The firm worked to develop advisor tools that use math and statistics to help investors better define their portfolio objectives and risk tolerance. It also aimed to “take a very complex investment environment and simplify it.” Part of that process is answering the question: “How much can I lose?” McDaniel said.

During the financial crisis of ’07-’09, he said, he spoke with Klein, who told him, “‘Man, you must be getting clobbered right now.’ And I said, ‘No, I’m actually getting referrals from existing clients.’ Then he responded, ‘That’s crazy!’”

McDaniel says he’s no soothsayer. “I didn’t tell my clients that 2008 was coming, but I did tell them that markets are volatile. And that since [more intense] volatility is expected at some point, we should look at how much could they lose as the markets turn as part of the process.”

Key Steps 

“It just became clear.
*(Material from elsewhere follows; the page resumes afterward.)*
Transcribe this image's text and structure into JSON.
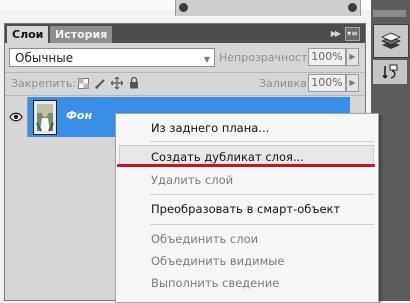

You can have success and grow even in down markets, if you are doing a good job of educating,” he explained. “It sounds really simple but educating, instead of just focusing on returns, means you’ve got to have a discussion about risk.”

“We learned in 2008 that setting expectations was missing in the industry. No one was focusing on risk; everybody was focusing on return,” the CIO said. “My success was a data point for future success: Set realistic expectations, focus as much on risk as on return, and success should follow.”

The firm now has more than 20,000 advisor clients. 

Today’s Volatility

“I am getting emails and texts from advisors I’ve met across the U.S. saying, “Thank you for creating this. My office has been quiet this week,’” said McDaniel, referring to the last week in February, in which the stock market took a deep slide.

Plus, in late February, the firm had its largest inbound lead week yet, he says. “This is about more advisors calling to buy Riskalyze.”

Many advisor prospects are saying, “My phone is ringing off the hook,” McDaniel explained. These advisors have been told by advisors using Riskalyze: “Mine’s not.” 

What should advisors do in “risk-off” times? 

Discuss risk early. “You want to be talking about risk in the weeks leading up to volatile times — not during those weeks,” he said. That’s when clients can discuss risk and portfolio goals with less emotion. “It sounds too simple, but it’s [about] setting expectations,” the executive added.

That’s just what Victor Orozco, managing partner at Bair Financial — a Riskalyze client — did yesterday, after he returned from several months off. 

In a video posted on Twitter, Orozco told clients: “We know that [these volatile times] don’t feel good. We are here to take your calls and [discuss] … your risk assessment. We set expectations, …. and most people have left the calls feeling better. We are here for that conversation and [to] walk you through this exercise, so you can have more peace of mind.”